Last week, we reported of the European Parliament commissioned a Report on digital currencies. Now a second Report has surfaced, however, a different team of authors has written. We compare the findings from both Reports and make the analysis on the Actions of the EU Parliament can have an impact.
The Committee on the economy and currencies of the European Parliament (ECON) gave a report on digital currencies in order. This In-Depth Analysis is intended to give the Committee recommendations for action for dealing with virtual currencies in the European economic and financial policy. Last week, we wrote about the analysis created by the Kiel Institute for the World Economy. Now, we consider the development of the Center for Social and Economic Research, which puts a slightly different emphasis in the analysis.
Two analyses, two considerations
In the analysis of the Kiel Institute, the distinction between digital currencies and crypto-state currencies are in the centre. So a crypto-currency is a special form of digital currency that uses cryptographic functions.

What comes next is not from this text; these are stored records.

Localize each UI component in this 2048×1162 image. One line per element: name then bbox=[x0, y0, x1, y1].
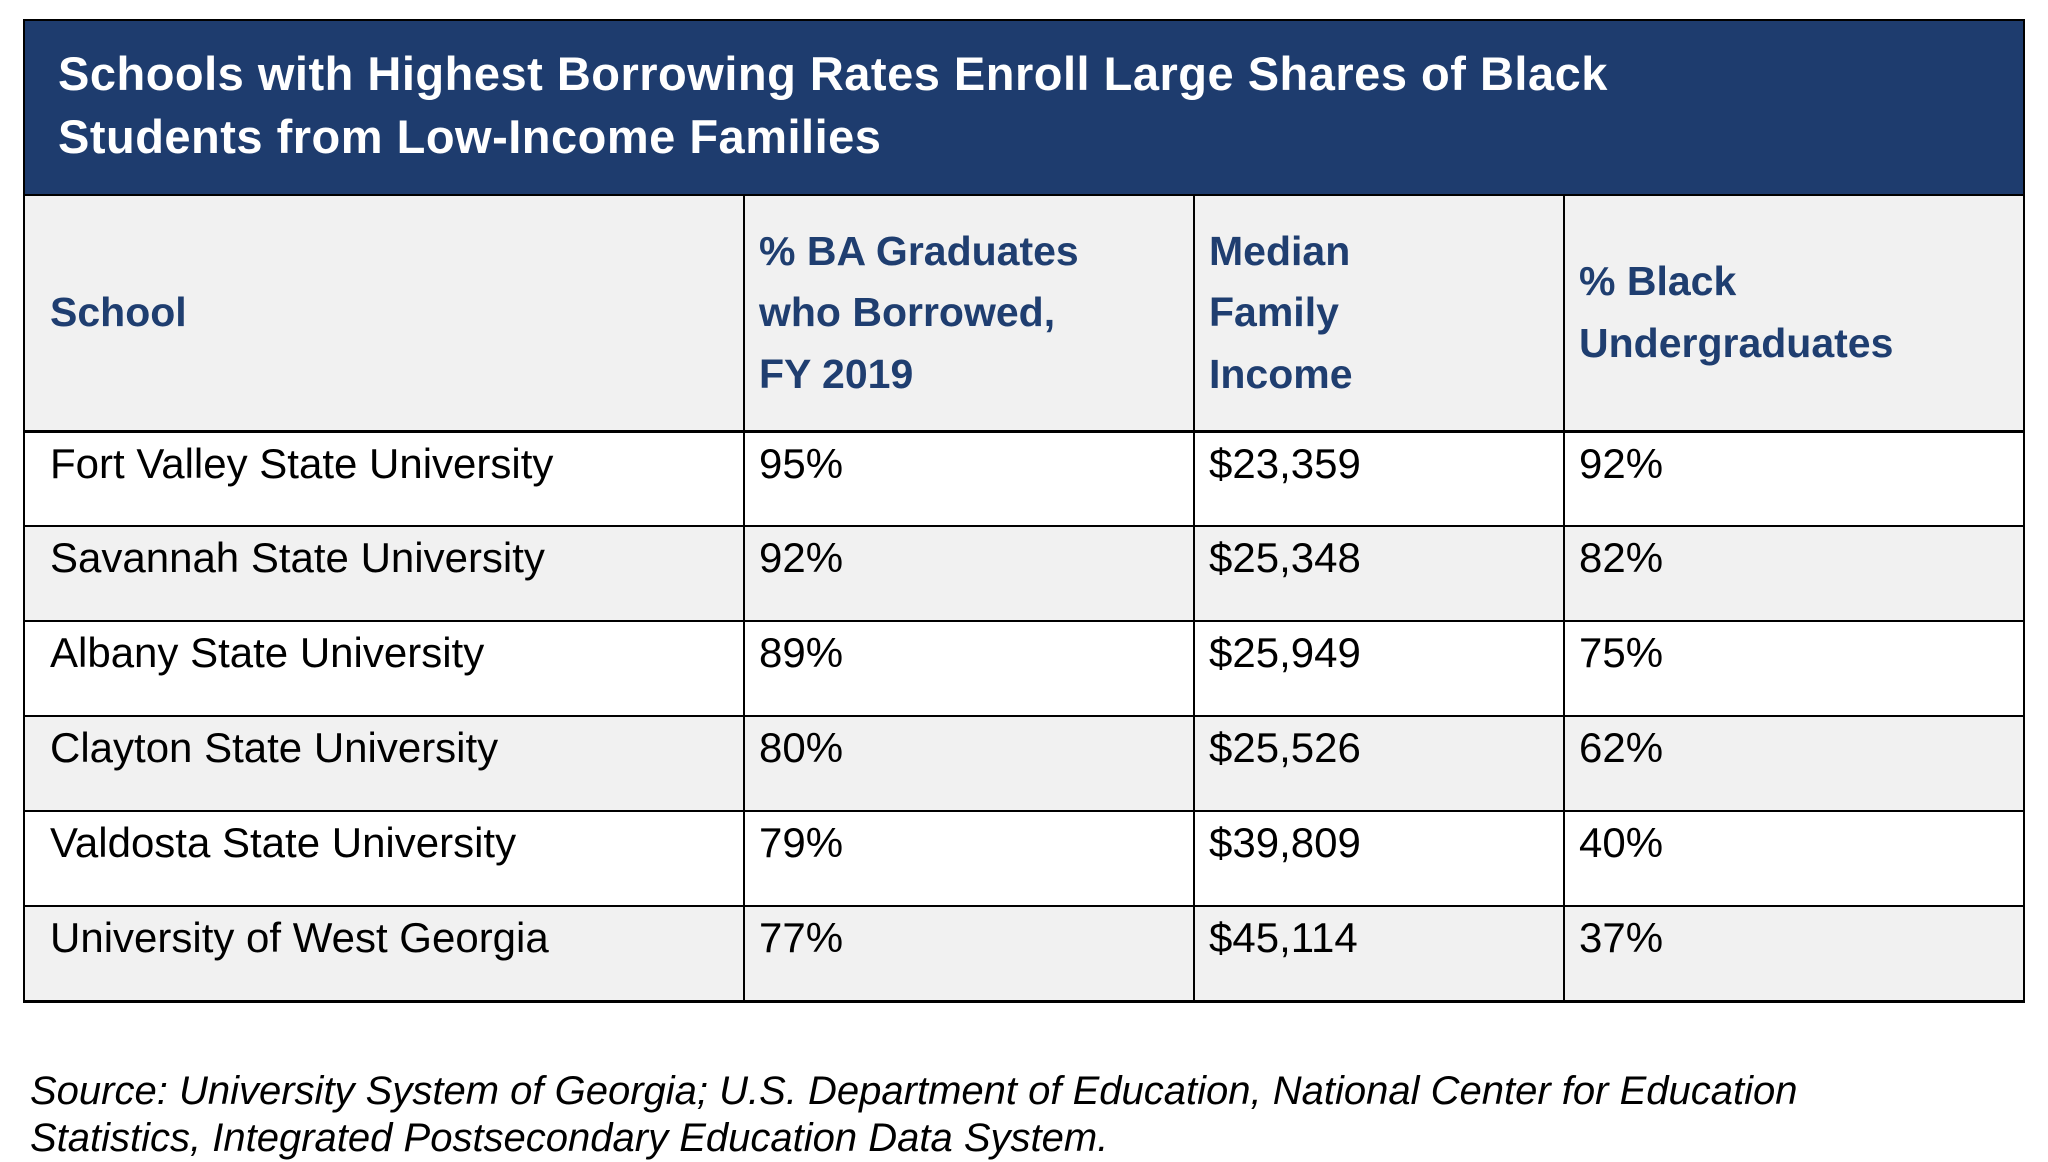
column-header-school: School bbox=[23, 194, 745, 433]
column-header-median-family-income: Median Family Income bbox=[1193, 194, 1565, 433]
figure-title: Schools with Highest Borrowing Rates Enr… bbox=[23, 19, 2025, 196]
table-row: Clayton State University 80% $25,526 62% bbox=[23, 715, 2025, 812]
title-bar: Schools with Highest Borrowing Rates Enr… bbox=[23, 19, 2025, 196]
table-row: Savannah State University 92% $25,348 82… bbox=[23, 525, 2025, 622]
black-undergrad-cell: 75% bbox=[1563, 620, 2025, 717]
income-cell: $23,359 bbox=[1193, 430, 1565, 527]
borrowed-cell: 89% bbox=[743, 620, 1195, 717]
school-cell: Fort Valley State University bbox=[23, 430, 745, 527]
column-header-ba-graduates-borrowed: % BA Graduates who Borrowed, FY 2019 bbox=[743, 194, 1195, 433]
borrowed-cell: 80% bbox=[743, 715, 1195, 812]
black-undergrad-cell: 40% bbox=[1563, 810, 2025, 907]
income-cell: $25,526 bbox=[1193, 715, 1565, 812]
black-undergrad-cell: 82% bbox=[1563, 525, 2025, 622]
school-cell: Clayton State University bbox=[23, 715, 745, 812]
table-row: Fort Valley State University 95% $23,359… bbox=[23, 430, 2025, 527]
borrowed-cell: 79% bbox=[743, 810, 1195, 907]
income-cell: $25,348 bbox=[1193, 525, 1565, 622]
income-cell: $39,809 bbox=[1193, 810, 1565, 907]
black-undergrad-cell: 62% bbox=[1563, 715, 2025, 812]
table-row: Valdosta State University 79% $39,809 40… bbox=[23, 810, 2025, 907]
income-cell: $25,949 bbox=[1193, 620, 1565, 717]
table-row: Albany State University 89% $25,949 75% bbox=[23, 620, 2025, 717]
borrowed-cell: 92% bbox=[743, 525, 1195, 622]
source-note: Source: University System of Georgia; U.… bbox=[30, 1069, 1798, 1161]
school-cell: Albany State University bbox=[23, 620, 745, 717]
column-header-row: School % BA Graduates who Borrowed, FY 2… bbox=[23, 194, 2025, 433]
income-cell: $45,114 bbox=[1193, 905, 1565, 1003]
borrowed-cell: 77% bbox=[743, 905, 1195, 1003]
school-cell: University of West Georgia bbox=[23, 905, 745, 1003]
school-cell: Savannah State University bbox=[23, 525, 745, 622]
column-header-black-undergraduates: % Black Undergraduates bbox=[1563, 194, 2025, 433]
black-undergrad-cell: 92% bbox=[1563, 430, 2025, 527]
borrowed-cell: 95% bbox=[743, 430, 1195, 527]
black-undergrad-cell: 37% bbox=[1563, 905, 2025, 1003]
borrowing-rates-table: Schools with Highest Borrowing Rates Enr… bbox=[23, 19, 2025, 1003]
school-cell: Valdosta State University bbox=[23, 810, 745, 907]
table-row: University of West Georgia 77% $45,114 3… bbox=[23, 905, 2025, 1003]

In the evaluation, the Team from the Kiel Institute distinguishes between the two terms. While a digital currency in General, is seen as potentially profitable for the banking system, crypto-currencies viewed with skepticism. So the analysts don’t trust it, for example, the Bitcoin, to be in the future a serious Alternative to national currencies.
The root note in the second analysis is clearly tuned to be more optimistic towards crypto-currencies. Thus, the analysis Team writes from digital currencies means the currencies in the majority of cases, Crypto. This is clear, as it means that, digital currencies are based in many, if not all, of the cases on the Blockchain technology. Thanks to this, you were relatively safe, transparent and fast. The analysts compare crypto currencies with paper money since the 18th century. and 19. Century in circulation. In contrast, crypto-currencies globally and across borders to be usable.
The Center for Social and Economic Research agrees with the Kiel Institute that the role of crypto-currencies as the Transaction will remain for the time being, limited. You don’t have to justify it so that it is in wide enough acceptance for crypto-currencies. The store of value function of crypto will benefit from the primary use of currencies remain field – what long-term investors. Here, too, you don’t trust the Bitcoin and other crypto-currencies, the demand for Central Bank money out. An exception to economies in which political or economic crises, hyperinflation or other problems. Here crypto-currencies could be the failure of the traditional institutions of the field.
Guidelines for the European regulator
The report on the impact of crypto-currencies on the European economy and financial policy was given to the European Parliament in order. Accordingly, recommendations for action by European regulators. The analysts address the Fears of financial market regulators-money laundering activities, tax evasion and the financing of illegal activities. In addition, they wanted to prevent fraudulent financial products come in the Form of crypto-currencies on the market. However, the Report also argues for the crypto scene under a General suspicion.
In most cases, the cryptographic TRANS-actions from the free choices of market participants. Accordingly, regulators should assess you according to the same rules as other financial transactions. An Investment in crypto you should be a tax on currencies, therefore, also the same as in other financial products. At the same time, currencies – in the face of global and cross-border use of Crypto – collaboration of multiple jurisdictions is recommended. For this action the recommendation of the EU Parliament is in any case, the appropriate addressee.